Question

In World War II, there were several reported cases of airmen who jumped from their flaming airplanes with no parachute to escape certain death. Some fell about 20,000 feet (6000m), and some of them survived, with few life-threatening injuries. For these lucky pilots, the tree branches and snow drifts on the ground allowed their deceleration to be relatively small. If we assume that a pilot’s speed upon impact was 123 mph (54 m/s), then what was his deceleration?
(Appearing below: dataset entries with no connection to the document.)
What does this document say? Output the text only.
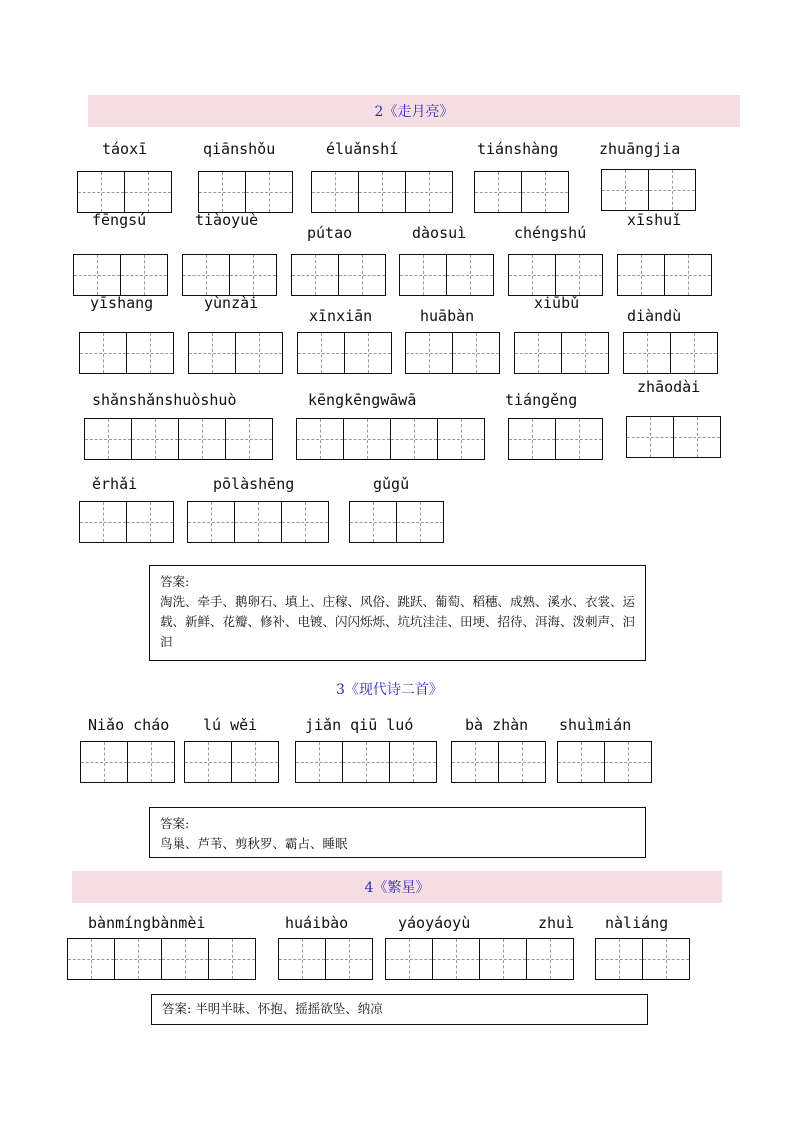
2《走月亮》
táoxī	qiānshǒu	éluǎnshí	tiánshàng	zhuāngjia
fēngsú	tiàoyuè
pútao	dàosuì	chéngshú
xīshuǐ
yīshang	yùnzài
xīnxiān	huābàn
xiūbǔ
diàndù
shǎnshǎnshuòshuò	kēngkēngwāwā	tiángěng
zhāodài
ěrhǎi	pōlàshēng	gǔgǔ
答案:
淘洗、牵手、鹅卵石、填上、庄稼、风俗、跳跃、葡萄、稻穗、成熟、溪水、衣裳、运载、新鲜、花瓣、修补、电镀、闪闪烁烁、坑坑洼洼、田埂、招待、洱海、泼刺声、汩汩
3《现代诗二首》
Niǎo cháo lú wěi	jiǎn qiū luó	bà zhàn shuìmián
答案:
鸟巢、芦苇、剪秋罗、霸占、睡眠
4《繁星》
bànmíngbànmèi	huáibào	yáoyáoyù	zhuì nàliáng
答案: 半明半昧、怀抱、摇摇欲坠、纳凉
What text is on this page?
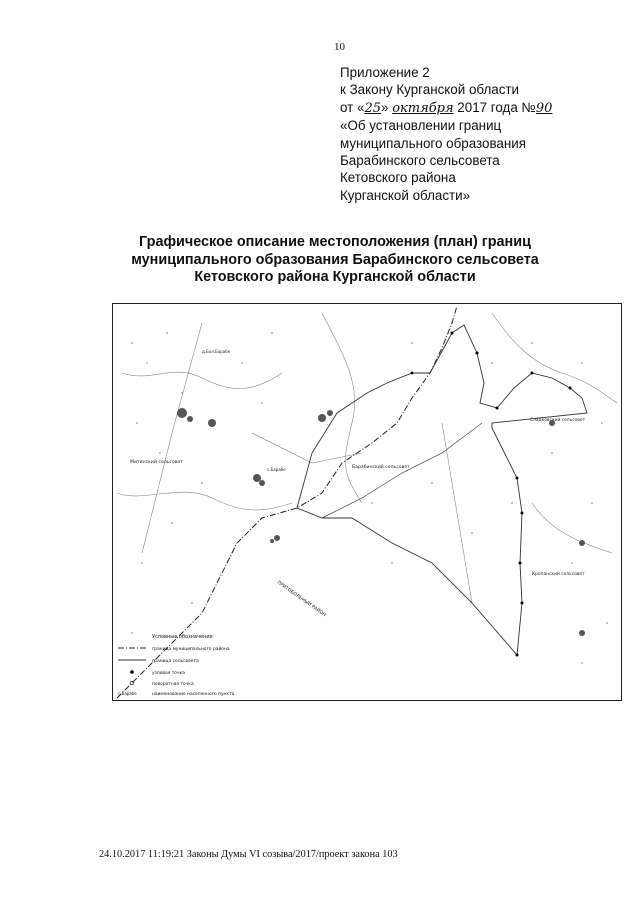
10
Приложение 2
к Закону Курганской области
от «25» октября 2017 года №90
«Об установлении границ
муниципального образования
Барабинского сельсовета
Кетовского района
Курганской области»
Графическое описание местоположения (план) границ
муниципального образования Барабинского сельсовета
Кетовского района Курганской области
Митинский сельсовет
Барабинский сельсовет
Сладковский сельсовет
Кропанский сельсовет
ПРИТОБОЛЬНЫЙ РАЙОН
с.Барабе
д.Бол.Барабе
Условные обозначения
граница муниципального района
граница сельсовета
узловая точка
поворотная точка
с.Барабе	наименование населенного пункта
24.10.2017 11:19:21 Законы Думы VI созыва/2017/проект закона 103
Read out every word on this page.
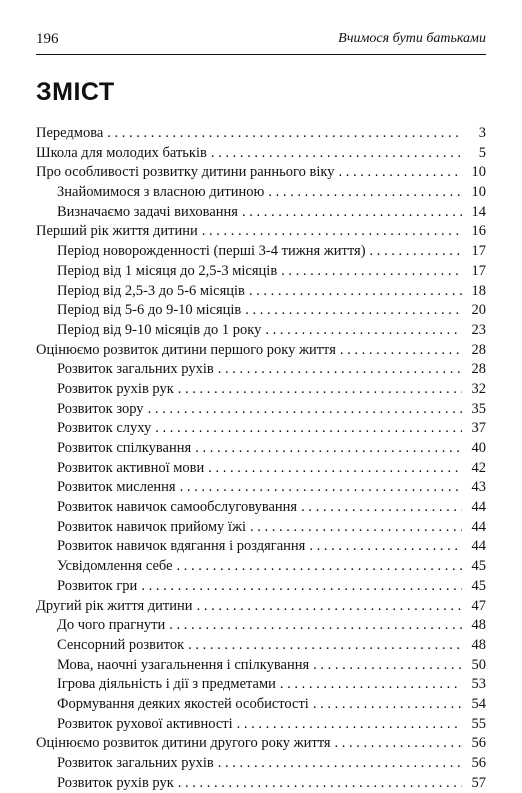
196	Вчимося бути батьками
ЗМІСТ
Передмова . . .	3
Школа для молодих батьків . . .	5
Про особливості розвитку дитини раннього віку . . .	10
Знайомимося з власною дитиною . . .	10
Визначаємо задачі виховання . . .	14
Перший рік життя дитини . . .	16
Період новорожденності (перші 3-4 тижня життя) . . .	17
Період від 1 місяця до 2,5-3 місяців . . .	17
Період від 2,5-3 до 5-6 місяців . . .	18
Період від 5-6 до 9-10 місяців . . .	20
Період від 9-10 місяців до 1 року . . .	23
Оцінюємо розвиток дитини першого року життя . . .	28
Розвиток загальних рухів . . .	28
Розвиток рухів рук . . .	32
Розвиток зору . . .	35
Розвиток слуху . . .	37
Розвиток спілкування . . .	40
Розвиток активної мови . . .	42
Розвиток мислення . . .	43
Розвиток навичок самообслуговування . . .	44
Розвиток навичок прийому їжі . . .	44
Розвиток навичок вдягання і роздягання . . .	44
Усвідомлення себе . . .	45
Розвиток гри . . .	45
Другий рік життя дитини . . .	47
До чого прагнути . . .	48
Сенсорний розвиток . . .	48
Мова, наочні узагальнення і спілкування . . .	50
Ігрова діяльність і дії з предметами . . .	53
Формування деяких якостей особистості . . .	54
Розвиток рухової активності . . .	55
Оцінюємо розвиток дитини другого року життя . . .	56
Розвиток загальних рухів . . .	56
Розвиток рухів рук . . .	57
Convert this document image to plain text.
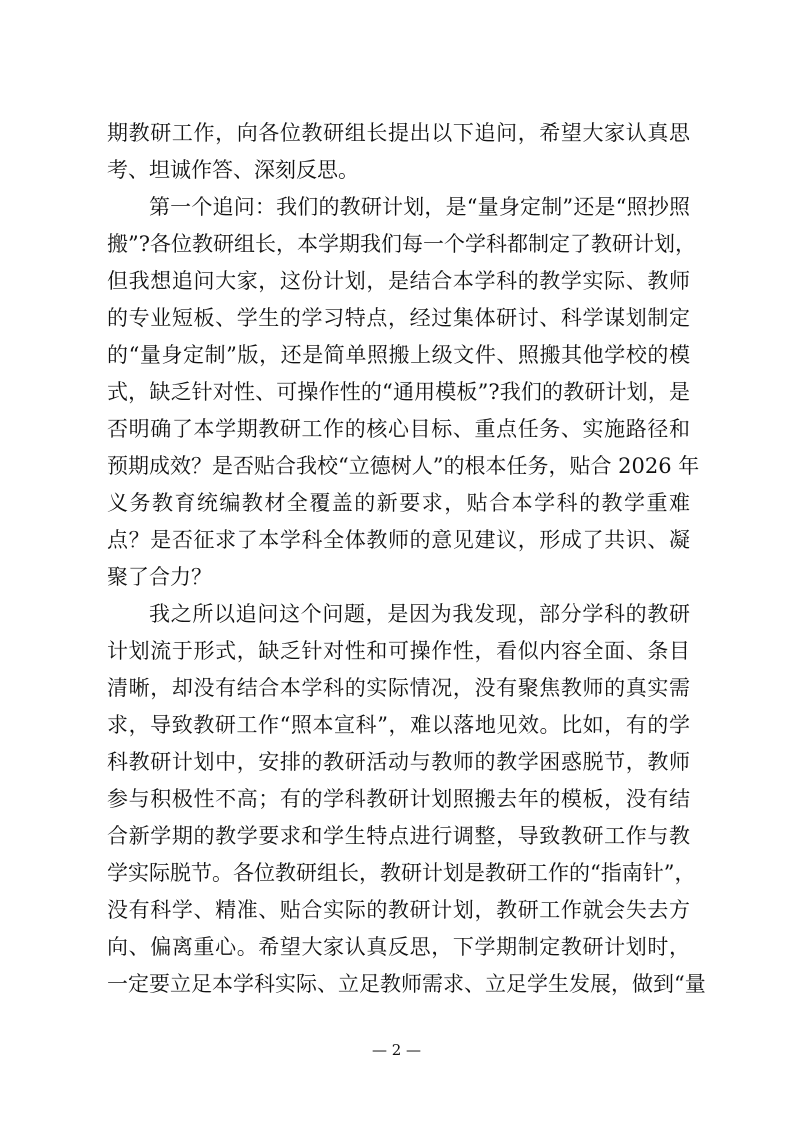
期教研工作，向各位教研组长提出以下追问，希望大家认真思
考、坦诚作答、深刻反思。
第一个追问：我们的教研计划，是“量身定制”还是“照抄照
搬”?各位教研组长，本学期我们每一个学科都制定了教研计划，
但我想追问大家，这份计划，是结合本学科的教学实际、教师
的专业短板、学生的学习特点，经过集体研讨、科学谋划制定
的“量身定制”版，还是简单照搬上级文件、照搬其他学校的模
式，缺乏针对性、可操作性的“通用模板”?我们的教研计划，是
否明确了本学期教研工作的核心目标、重点任务、实施路径和
预期成效？是否贴合我校“立德树人”的根本任务，贴合 2026 年
义务教育统编教材全覆盖的新要求，贴合本学科的教学重难
点？是否征求了本学科全体教师的意见建议，形成了共识、凝
聚了合力？
我之所以追问这个问题，是因为我发现，部分学科的教研
计划流于形式，缺乏针对性和可操作性，看似内容全面、条目
清晰，却没有结合本学科的实际情况，没有聚焦教师的真实需
求，导致教研工作“照本宣科”，难以落地见效。比如，有的学
科教研计划中，安排的教研活动与教师的教学困惑脱节，教师
参与积极性不高；有的学科教研计划照搬去年的模板，没有结
合新学期的教学要求和学生特点进行调整，导致教研工作与教
学实际脱节。各位教研组长，教研计划是教研工作的“指南针”，
没有科学、精准、贴合实际的教研计划，教研工作就会失去方
向、偏离重心。希望大家认真反思，下学期制定教研计划时，
一定要立足本学科实际、立足教师需求、立足学生发展，做到“量
— 2 —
Assume that the trees and snow stopped him over a distance of3.0m.

Short answer

The deceleration was $-486\mathrm{m}/{\mathrm{s}}^2$.

Step-by-step solution

Stating given data

• Initial velocity, U =$\mathbf{54}\mathrm{m}/\mathrm{s}$.
• Final velocity, V =0.
• Height, D, at which the trees and the snow stopped the pilot = $\mathbf{3}.\mathbf{0}\mathbf{m}$.

Calculation of deceleration of pilot

The velocity decreases; hence it is a case of deceleration.

When there is a change in the velocity, whether it is due to change in magnitude or direction, we can calculate the acceleration from the equation of motion as

$V^2-U^2=2ad$

Here V is the final velocity, U is the initial velocity, a is the acceleration, and d is the distance that was covered to achieve the final velocity.

Substituting the values in the above expression, we get

$\begin{array}{c}(0{)}^2-(54{)}^2=2\times (3)\times a\\ -2916=2\times (3)\times a\\ a=\frac{-2916}{6}\\ a=-486\mathrm{m}/{\mathrm{s}}^2\end{array}$

Hence the deceleration is$-\mathbf{486}\mathrm{m}/{\mathrm{s}}^2$.